Step Hyp Ref Expression
1 mnringbasefd.1 
 |-  F = ( R MndRing M )
2 mnringbasefd.2 
 |-  B = ( Base ` F )
3 mnringbasefd.3 
 |-  A = ( Base ` M )
4 mnringbasefd.4 
 |-  C = ( Base ` R )
5 mnringbasefd.5 
 |-  ( ph -> R e. U )
6 mnringbasefd.6 
 |-  ( ph -> M e. W )
7 mnringbasefd.7 
 |-  ( ph -> X e. B )
8 eqid 
 |-  ( 0g ` R ) = ( 0g ` R )
9 1 2 3 4 8 5 6 mnringelbased 
 |-  ( ph -> ( X e.
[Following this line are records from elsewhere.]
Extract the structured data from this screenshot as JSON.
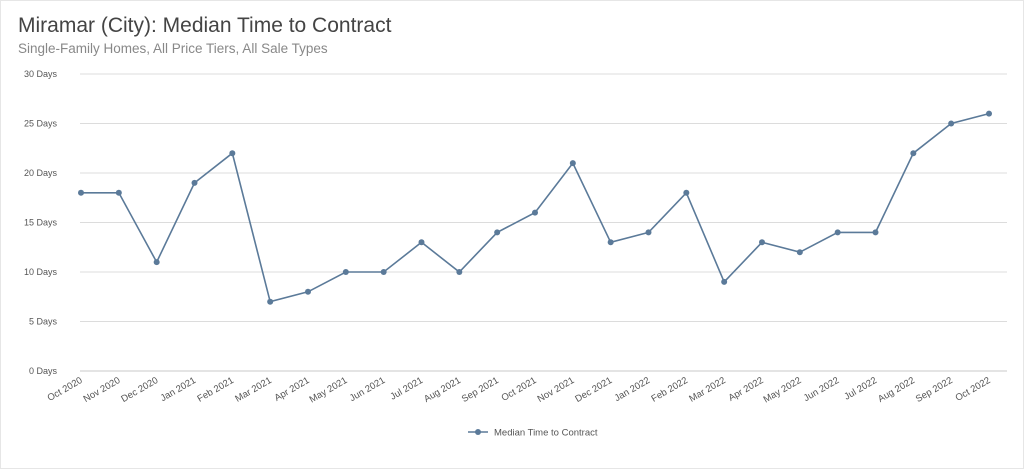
{
  "title": "Miramar (City): Median Time to Contract",
  "subtitle": "Single-Family Homes, All Price Tiers, All Sale Types",
  "colors": {
    "series": "#5b7a99",
    "grid": "#dcdcdc"
  },
  "chart_data": {
    "type": "line",
    "categories": [
      "Oct 2020",
      "Nov 2020",
      "Dec 2020",
      "Jan 2021",
      "Feb 2021",
      "Mar 2021",
      "Apr 2021",
      "May 2021",
      "Jun 2021",
      "Jul 2021",
      "Aug 2021",
      "Sep 2021",
      "Oct 2021",
      "Nov 2021",
      "Dec 2021",
      "Jan 2022",
      "Feb 2022",
      "Mar 2022",
      "Apr 2022",
      "May 2022",
      "Jun 2022",
      "Jul 2022",
      "Aug 2022",
      "Sep 2022",
      "Oct 2022"
    ],
    "series": [
      {
        "name": "Median Time to Contract",
        "values": [
          18,
          18,
          11,
          19,
          22,
          7,
          8,
          10,
          10,
          13,
          10,
          14,
          16,
          21,
          13,
          14,
          18,
          9,
          13,
          12,
          14,
          14,
          22,
          25,
          26
        ]
      }
    ],
    "ylim": [
      0,
      30
    ],
    "yticks": [
      0,
      5,
      10,
      15,
      20,
      25,
      30
    ],
    "ytick_labels": [
      "0 Days",
      "5 Days",
      "10 Days",
      "15 Days",
      "20 Days",
      "25 Days",
      "30 Days"
    ],
    "grid": true,
    "legend_position": "bottom-center"
  }
}
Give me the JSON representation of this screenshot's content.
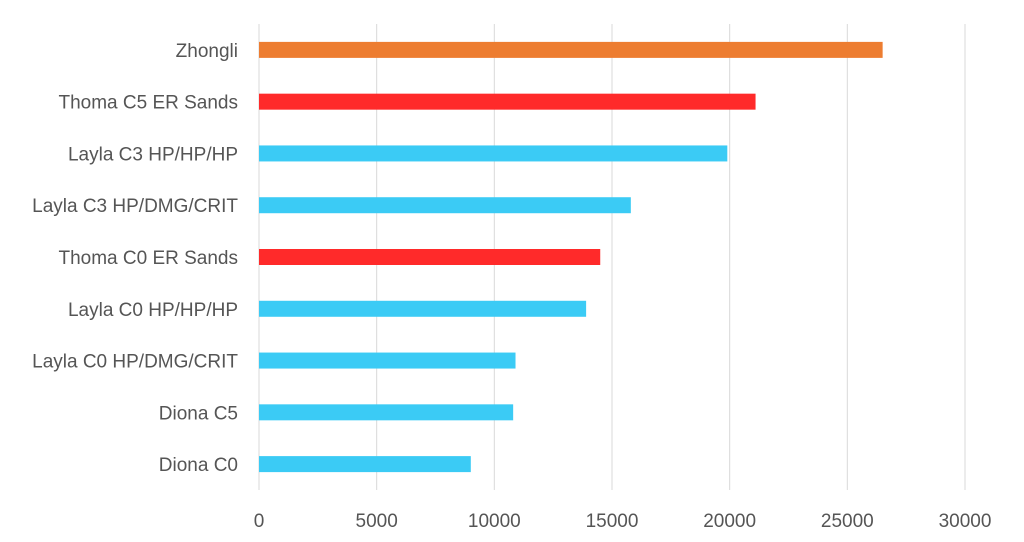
{
  "chart_data": {
    "type": "bar",
    "orientation": "horizontal",
    "title": "",
    "xlabel": "",
    "ylabel": "",
    "xlim": [
      0,
      30000
    ],
    "ticks": [
      "0",
      "5000",
      "10000",
      "15000",
      "20000",
      "25000",
      "30000"
    ],
    "tick_values": [
      0,
      5000,
      10000,
      15000,
      20000,
      25000,
      30000
    ],
    "grid": "vertical",
    "legend": "none",
    "categories": [
      "Zhongli",
      "Thoma C5 ER Sands",
      "Layla C3 HP/HP/HP",
      "Layla C3 HP/DMG/CRIT",
      "Thoma C0 ER Sands",
      "Layla C0 HP/HP/HP",
      "Layla C0 HP/DMG/CRIT",
      "Diona C5",
      "Diona C0"
    ],
    "values": [
      26500,
      21100,
      19900,
      15800,
      14500,
      13900,
      10900,
      10800,
      9000
    ],
    "colors": [
      "#ED7D31",
      "#FF2A2A",
      "#3BCBF5",
      "#3BCBF5",
      "#FF2A2A",
      "#3BCBF5",
      "#3BCBF5",
      "#3BCBF5",
      "#3BCBF5"
    ]
  }
}
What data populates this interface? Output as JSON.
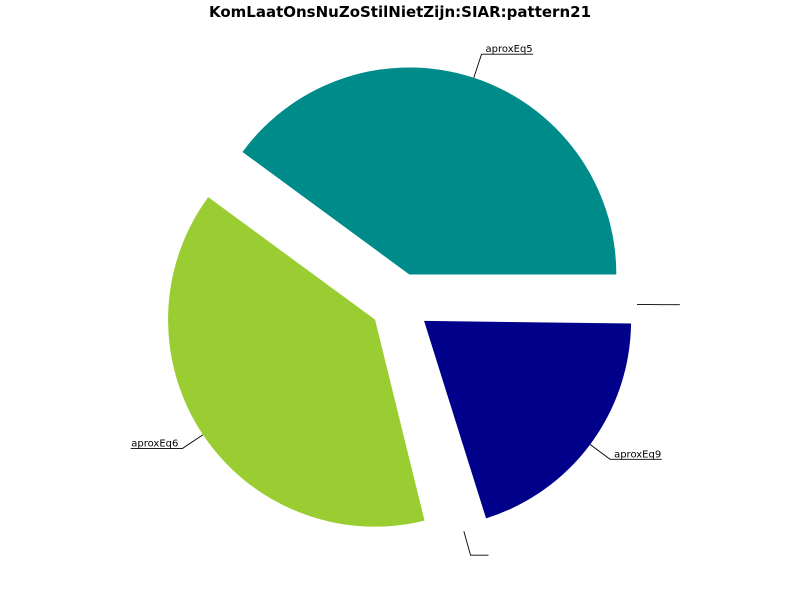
{
  "chart_data": {
    "type": "pie",
    "title": "KomLaatOnsNuZoStilNietZijn:SIAR:pattern21",
    "slices": [
      {
        "label": "aproxEq5",
        "value": 40,
        "color": "#008b8b"
      },
      {
        "label": "aproxEq6",
        "value": 39,
        "color": "#9acd32"
      },
      {
        "label": "",
        "value": 1,
        "color": "#ffffff"
      },
      {
        "label": "aproxEq9",
        "value": 20,
        "color": "#00008b"
      },
      {
        "label": "",
        "value": 0.2,
        "color": "#ffffff"
      }
    ],
    "start_angle_deg": 0,
    "direction": "counterclockwise",
    "exploded": true,
    "legend": "none"
  }
}
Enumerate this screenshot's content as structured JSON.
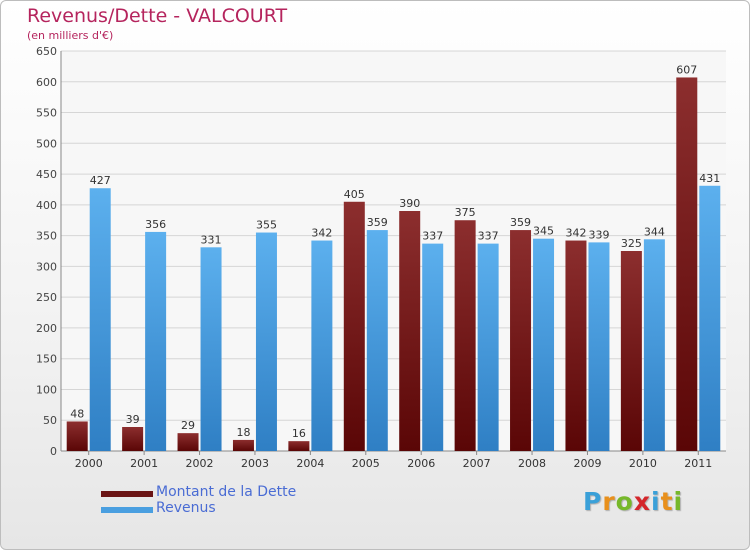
{
  "chart_data": {
    "type": "bar",
    "title": "Revenus/Dette - VALCOURT",
    "subtitle": "(en milliers d'€)",
    "xlabel": "",
    "ylabel": "",
    "ylim": [
      0,
      650
    ],
    "yticks": [
      0,
      50,
      100,
      150,
      200,
      250,
      300,
      350,
      400,
      450,
      500,
      550,
      600,
      650
    ],
    "grid": true,
    "legend_position": "bottom-left",
    "categories": [
      "2000",
      "2001",
      "2002",
      "2003",
      "2004",
      "2005",
      "2006",
      "2007",
      "2008",
      "2009",
      "2010",
      "2011"
    ],
    "series": [
      {
        "name": "Montant de la Dette",
        "color": "#7a1b1b",
        "values": [
          48,
          39,
          29,
          18,
          16,
          405,
          390,
          375,
          359,
          342,
          325,
          607
        ]
      },
      {
        "name": "Revenus",
        "color": "#4a9fe0",
        "values": [
          427,
          356,
          331,
          355,
          342,
          359,
          337,
          337,
          345,
          339,
          344,
          431
        ]
      }
    ]
  },
  "brand": {
    "letters": [
      "P",
      "r",
      "o",
      "x",
      "i",
      "t",
      "i"
    ],
    "colors": [
      "#3aa0d8",
      "#e8901c",
      "#76b82a",
      "#d4262b",
      "#3aa0d8",
      "#e8901c",
      "#76b82a"
    ]
  }
}
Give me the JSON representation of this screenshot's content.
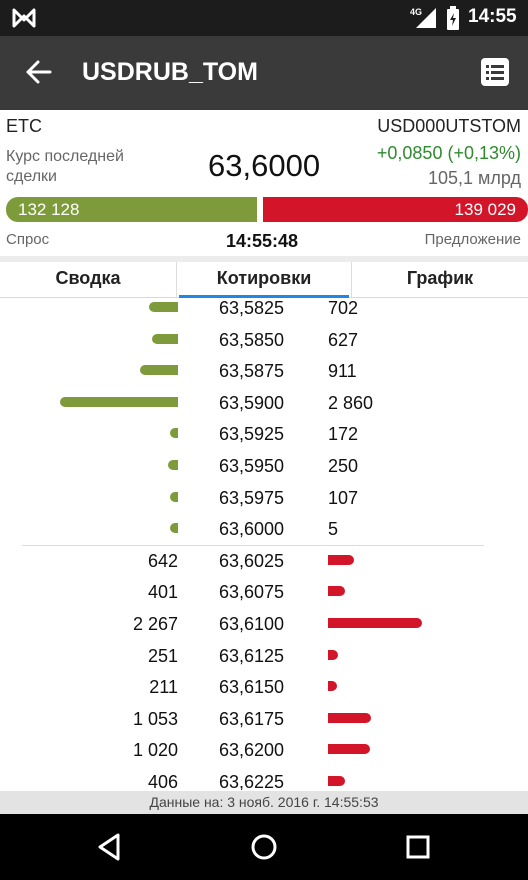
{
  "status": {
    "time": "14:55",
    "network": "4G"
  },
  "appbar": {
    "title": "USDRUB_TOM"
  },
  "instrument": {
    "board": "ETC",
    "code": "USD000UTSTOM",
    "last_label": "Курс последней сделки",
    "last_price": "63,6000",
    "change": "+0,0850 (+0,13%)",
    "volume": "105,1 млрд",
    "bid_total": "132 128",
    "ask_total": "139 029",
    "bid_fraction": 0.487,
    "bid_label": "Спрос",
    "update_time": "14:55:48",
    "ask_label": "Предложение"
  },
  "tabs": [
    {
      "label": "Сводка",
      "active": false
    },
    {
      "label": "Котировки",
      "active": true
    },
    {
      "label": "График",
      "active": false
    }
  ],
  "order_book": {
    "bids": [
      {
        "price": "63,5825",
        "volume": "702",
        "qty": 702
      },
      {
        "price": "63,5850",
        "volume": "627",
        "qty": 627
      },
      {
        "price": "63,5875",
        "volume": "911",
        "qty": 911
      },
      {
        "price": "63,5900",
        "volume": "2 860",
        "qty": 2860
      },
      {
        "price": "63,5925",
        "volume": "172",
        "qty": 172
      },
      {
        "price": "63,5950",
        "volume": "250",
        "qty": 250
      },
      {
        "price": "63,5975",
        "volume": "107",
        "qty": 107
      },
      {
        "price": "63,6000",
        "volume": "5",
        "qty": 5
      }
    ],
    "asks": [
      {
        "price": "63,6025",
        "volume": "642",
        "qty": 642
      },
      {
        "price": "63,6075",
        "volume": "401",
        "qty": 401
      },
      {
        "price": "63,6100",
        "volume": "2 267",
        "qty": 2267
      },
      {
        "price": "63,6125",
        "volume": "251",
        "qty": 251
      },
      {
        "price": "63,6150",
        "volume": "211",
        "qty": 211
      },
      {
        "price": "63,6175",
        "volume": "1 053",
        "qty": 1053
      },
      {
        "price": "63,6200",
        "volume": "1 020",
        "qty": 1020
      },
      {
        "price": "63,6225",
        "volume": "406",
        "qty": 406
      }
    ]
  },
  "footer": {
    "text": "Данные на: 3 нояб. 2016 г. 14:55:53"
  },
  "colors": {
    "bid": "#7e9b3c",
    "ask": "#d3152a",
    "change": "#2e8b2e",
    "tab_indicator": "#1e88e5",
    "appbar": "#3a3a3a"
  }
}
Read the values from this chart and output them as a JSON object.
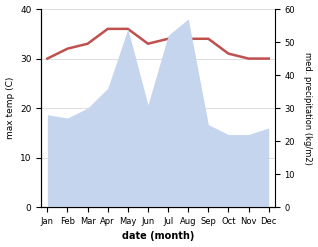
{
  "months": [
    "Jan",
    "Feb",
    "Mar",
    "Apr",
    "May",
    "Jun",
    "Jul",
    "Aug",
    "Sep",
    "Oct",
    "Nov",
    "Dec"
  ],
  "temperature": [
    30,
    32,
    33,
    36,
    36,
    33,
    34,
    34,
    34,
    31,
    30,
    30
  ],
  "precipitation": [
    28,
    27,
    30,
    36,
    54,
    31,
    52,
    57,
    25,
    22,
    22,
    24
  ],
  "temp_color": "#c0504d",
  "precip_color": "#c5d5ee",
  "ylabel_left": "max temp (C)",
  "ylabel_right": "med. precipitation (kg/m2)",
  "xlabel": "date (month)",
  "ylim_left": [
    0,
    40
  ],
  "ylim_right": [
    0,
    60
  ],
  "yticks_left": [
    0,
    10,
    20,
    30,
    40
  ],
  "yticks_right": [
    0,
    10,
    20,
    30,
    40,
    50,
    60
  ],
  "bg_color": "#ffffff",
  "grid_color": "#d0d0d0"
}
B <-> ( X e. ( C ^m A ) /\ X finSupp ( 0g ` R ) ) ) )
10 7 9 mpbid 
 |-  ( ph -> ( X e. ( C ^m A ) /\ X finSupp ( 0g ` R ) ) )
11 10 simpld 
 |-  ( ph -> X e. ( C ^m A ) )
12 elmapi 
 |-  ( X e. ( C ^m A ) -> X : A --> C )
13 11 12 syl 
 |-  ( ph -> X : A --> C )